What if the rate is 7% instead of 5%?  Then in 100 years your deficit is over $800 billion and in 200 it’s an unbelievable $703,674 billion.

This is the underlying fraud behind all such “compound growth” claims.  It is one of the first points I put forward in Leverage and there is no getting around it.

No such program is sustainable, ever, over the intermediate and longer term and all who promote such in any context are either lying to get you to “invest” and you will either lose your money directly or they will convince government to stick a gun up your nose and make their losses good at your expense.

We refused to learn this in 2000 and then again in 2008.  We removed the constraints on bank behavior under Glass-Steagall when the banks intentionally violated the act in the 1990s with Greenspan’s knowledge despite his mandate as a regulator to prevent them from doing so and then Bill Clinton retroactively repealed the law in 1999 after it had been openly flaunted for years.

Less than a year later you got the bill for that crap.

Rather than put the law back Alan Greenspan instead compounded the damage and again the economy blew up in 2008, again due to intentional acts that the bankers knew could not work, as they all know exactly what an exponential growth curve looks like and that it cannot be sustained.

We again got the bill as citizens and again allowed them to evade responsibility.

Now they’ve blown an even bigger bubble in both the stock and bond markets, along with national budgets such as in Greece, and it’s about to pop.  Not only that but we’ve built an edifice of such deficit spending on an indefinite forward basis here, in this country, and no political party will put a stop to it.

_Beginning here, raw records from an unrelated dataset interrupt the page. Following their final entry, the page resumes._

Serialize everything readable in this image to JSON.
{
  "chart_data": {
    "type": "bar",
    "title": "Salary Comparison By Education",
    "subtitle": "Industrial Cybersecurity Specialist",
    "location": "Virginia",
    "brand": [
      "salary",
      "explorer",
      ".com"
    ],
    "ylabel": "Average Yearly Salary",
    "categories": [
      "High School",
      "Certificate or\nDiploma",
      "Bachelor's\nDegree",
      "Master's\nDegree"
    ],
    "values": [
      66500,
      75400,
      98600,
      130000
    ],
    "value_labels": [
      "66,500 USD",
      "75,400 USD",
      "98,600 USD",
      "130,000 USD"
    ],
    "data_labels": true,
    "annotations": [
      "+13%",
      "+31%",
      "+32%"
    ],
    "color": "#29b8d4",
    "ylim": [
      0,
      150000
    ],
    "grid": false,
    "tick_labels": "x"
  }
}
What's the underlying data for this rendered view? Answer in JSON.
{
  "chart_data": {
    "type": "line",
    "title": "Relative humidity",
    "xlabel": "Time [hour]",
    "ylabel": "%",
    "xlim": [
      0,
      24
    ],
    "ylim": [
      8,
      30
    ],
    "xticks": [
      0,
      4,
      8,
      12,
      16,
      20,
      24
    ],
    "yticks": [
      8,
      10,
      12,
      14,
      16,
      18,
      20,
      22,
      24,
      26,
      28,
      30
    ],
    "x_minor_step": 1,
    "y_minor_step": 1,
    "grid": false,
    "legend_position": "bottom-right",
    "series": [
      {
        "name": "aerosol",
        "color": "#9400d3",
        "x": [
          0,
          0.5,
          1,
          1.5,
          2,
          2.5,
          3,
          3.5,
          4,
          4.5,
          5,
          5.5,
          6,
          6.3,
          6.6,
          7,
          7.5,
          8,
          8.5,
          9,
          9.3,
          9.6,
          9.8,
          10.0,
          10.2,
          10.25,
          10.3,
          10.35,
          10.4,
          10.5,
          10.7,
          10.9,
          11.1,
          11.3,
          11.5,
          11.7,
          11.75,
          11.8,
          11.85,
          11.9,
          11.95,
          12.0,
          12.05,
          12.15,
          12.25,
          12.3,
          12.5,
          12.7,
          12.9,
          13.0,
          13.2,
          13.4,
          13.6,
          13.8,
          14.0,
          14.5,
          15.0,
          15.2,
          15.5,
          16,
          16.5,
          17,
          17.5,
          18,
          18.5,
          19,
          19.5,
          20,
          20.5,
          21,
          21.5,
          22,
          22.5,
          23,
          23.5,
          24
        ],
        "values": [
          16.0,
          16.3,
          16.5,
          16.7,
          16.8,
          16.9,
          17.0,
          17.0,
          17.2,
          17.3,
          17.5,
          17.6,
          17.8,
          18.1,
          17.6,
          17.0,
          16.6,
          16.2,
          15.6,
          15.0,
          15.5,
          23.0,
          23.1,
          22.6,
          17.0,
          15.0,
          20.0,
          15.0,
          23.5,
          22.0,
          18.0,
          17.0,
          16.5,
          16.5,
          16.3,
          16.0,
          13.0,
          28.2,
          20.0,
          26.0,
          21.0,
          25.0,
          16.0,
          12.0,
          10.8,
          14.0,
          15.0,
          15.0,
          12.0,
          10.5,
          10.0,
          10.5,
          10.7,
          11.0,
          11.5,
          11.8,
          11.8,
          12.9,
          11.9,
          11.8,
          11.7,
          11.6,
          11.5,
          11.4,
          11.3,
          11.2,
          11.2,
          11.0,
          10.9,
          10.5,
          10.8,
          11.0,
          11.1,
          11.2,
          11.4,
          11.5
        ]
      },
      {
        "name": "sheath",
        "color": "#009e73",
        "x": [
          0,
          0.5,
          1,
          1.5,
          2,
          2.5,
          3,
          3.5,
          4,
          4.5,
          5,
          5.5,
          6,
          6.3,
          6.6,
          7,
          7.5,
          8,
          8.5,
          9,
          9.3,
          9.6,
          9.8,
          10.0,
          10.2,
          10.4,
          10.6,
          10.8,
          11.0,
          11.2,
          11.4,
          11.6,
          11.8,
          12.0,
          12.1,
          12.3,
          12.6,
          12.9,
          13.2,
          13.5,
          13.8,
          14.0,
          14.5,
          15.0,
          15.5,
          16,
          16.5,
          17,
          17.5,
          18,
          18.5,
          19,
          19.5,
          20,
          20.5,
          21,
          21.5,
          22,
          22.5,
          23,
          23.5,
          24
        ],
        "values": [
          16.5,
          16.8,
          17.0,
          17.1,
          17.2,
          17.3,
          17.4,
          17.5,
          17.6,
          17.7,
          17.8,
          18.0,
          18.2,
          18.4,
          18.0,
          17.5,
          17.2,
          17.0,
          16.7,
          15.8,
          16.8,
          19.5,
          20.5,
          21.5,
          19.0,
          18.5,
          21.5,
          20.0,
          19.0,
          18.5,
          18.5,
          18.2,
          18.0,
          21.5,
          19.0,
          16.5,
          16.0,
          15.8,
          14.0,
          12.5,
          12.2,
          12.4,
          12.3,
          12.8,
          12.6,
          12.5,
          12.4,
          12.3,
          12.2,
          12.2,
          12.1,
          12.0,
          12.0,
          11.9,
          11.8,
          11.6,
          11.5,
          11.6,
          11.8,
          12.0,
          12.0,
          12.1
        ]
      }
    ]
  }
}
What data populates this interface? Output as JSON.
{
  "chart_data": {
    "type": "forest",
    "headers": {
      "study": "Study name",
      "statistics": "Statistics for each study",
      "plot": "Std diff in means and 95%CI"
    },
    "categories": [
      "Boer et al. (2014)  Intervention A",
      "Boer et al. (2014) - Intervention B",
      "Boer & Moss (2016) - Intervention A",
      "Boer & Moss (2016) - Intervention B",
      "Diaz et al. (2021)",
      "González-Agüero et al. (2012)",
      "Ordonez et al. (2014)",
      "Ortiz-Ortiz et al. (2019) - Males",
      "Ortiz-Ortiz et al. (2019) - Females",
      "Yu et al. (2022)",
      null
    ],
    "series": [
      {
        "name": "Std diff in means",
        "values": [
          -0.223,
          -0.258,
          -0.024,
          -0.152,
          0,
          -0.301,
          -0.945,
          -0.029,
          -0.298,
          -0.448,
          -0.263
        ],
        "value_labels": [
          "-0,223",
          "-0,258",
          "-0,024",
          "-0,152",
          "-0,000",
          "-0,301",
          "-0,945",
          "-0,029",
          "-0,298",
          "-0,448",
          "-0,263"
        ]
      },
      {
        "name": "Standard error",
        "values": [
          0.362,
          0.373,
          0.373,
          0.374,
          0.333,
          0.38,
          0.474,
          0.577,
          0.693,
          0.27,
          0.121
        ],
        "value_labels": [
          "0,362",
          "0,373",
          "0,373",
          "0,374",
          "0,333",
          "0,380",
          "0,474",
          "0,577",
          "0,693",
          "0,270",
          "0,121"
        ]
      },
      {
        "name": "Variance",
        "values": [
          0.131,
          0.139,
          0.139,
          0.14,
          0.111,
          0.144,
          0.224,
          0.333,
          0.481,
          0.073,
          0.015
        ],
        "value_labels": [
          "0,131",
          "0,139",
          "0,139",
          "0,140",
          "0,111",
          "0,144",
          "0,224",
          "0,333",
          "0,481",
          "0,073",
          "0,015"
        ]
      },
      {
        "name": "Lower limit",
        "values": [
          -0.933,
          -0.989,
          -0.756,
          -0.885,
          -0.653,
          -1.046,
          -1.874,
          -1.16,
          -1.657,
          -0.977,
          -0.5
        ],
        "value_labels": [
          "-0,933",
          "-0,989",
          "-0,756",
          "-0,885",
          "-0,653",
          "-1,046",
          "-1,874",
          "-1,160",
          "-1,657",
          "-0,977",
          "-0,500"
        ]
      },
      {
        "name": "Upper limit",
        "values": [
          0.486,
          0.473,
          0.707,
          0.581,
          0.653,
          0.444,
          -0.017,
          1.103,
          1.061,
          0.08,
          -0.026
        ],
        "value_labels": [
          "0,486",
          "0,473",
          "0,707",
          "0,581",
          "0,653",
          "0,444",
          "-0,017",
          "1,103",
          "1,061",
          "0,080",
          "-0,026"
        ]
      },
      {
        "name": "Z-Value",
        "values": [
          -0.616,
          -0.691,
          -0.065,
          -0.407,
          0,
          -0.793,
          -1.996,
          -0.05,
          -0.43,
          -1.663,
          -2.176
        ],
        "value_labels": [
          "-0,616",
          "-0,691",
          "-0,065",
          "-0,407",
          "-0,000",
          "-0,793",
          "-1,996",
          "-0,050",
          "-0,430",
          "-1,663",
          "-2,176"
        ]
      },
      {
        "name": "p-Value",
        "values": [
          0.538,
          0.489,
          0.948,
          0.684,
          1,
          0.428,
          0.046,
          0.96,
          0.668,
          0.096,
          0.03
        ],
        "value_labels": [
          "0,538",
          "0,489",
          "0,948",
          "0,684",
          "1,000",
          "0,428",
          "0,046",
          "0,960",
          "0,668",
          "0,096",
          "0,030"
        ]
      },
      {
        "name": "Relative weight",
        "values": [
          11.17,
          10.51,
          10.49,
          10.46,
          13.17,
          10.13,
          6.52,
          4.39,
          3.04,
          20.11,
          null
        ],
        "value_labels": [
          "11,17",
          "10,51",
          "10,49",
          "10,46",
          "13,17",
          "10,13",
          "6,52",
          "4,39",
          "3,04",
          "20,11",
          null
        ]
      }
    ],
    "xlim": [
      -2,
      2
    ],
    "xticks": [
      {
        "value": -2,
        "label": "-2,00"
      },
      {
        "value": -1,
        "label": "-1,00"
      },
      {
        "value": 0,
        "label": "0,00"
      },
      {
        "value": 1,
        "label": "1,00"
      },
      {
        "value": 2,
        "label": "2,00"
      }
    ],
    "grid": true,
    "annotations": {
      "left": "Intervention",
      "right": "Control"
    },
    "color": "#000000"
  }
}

I was told directly by the staff members of multiple Congresspeople during the debt ceiling “debate” that the Republican Party would not end deficit spending despite the above facts as to what inevitably must happen if it continues.

We are about to lose again because we refused to enforce accountability for either of the last two blowups, and today we are still refusing, choosing to argue about “gay marriage” and “guns” while the landscape for Fury Road is being literally laid before us.


The good news is that unlike Greece we can do it right now if we tackle the medical monopolies.  Destroying them using nothing more than existing anti-monopoly and consumer protection laws would drop the cost of medical care by some 80% and in doing so eliminate federal deficits and both our state and local government fiscal problems.  It would also grossly contract that segment of the economy; there would certainly be losers but the vast majority of Americans would be winners.

Yes, doing this today would also cause equity values to collapse back to something sustainable — which is a hell of a lot lower in price than where they are now.

But not doing so will lead to an uncontrolled contraction when, not if, the margin calls start as a consequence of our failure to put a stop to the levered bets made with non-existent money by financial institutions and governments hellbent on fraud and deception for profit.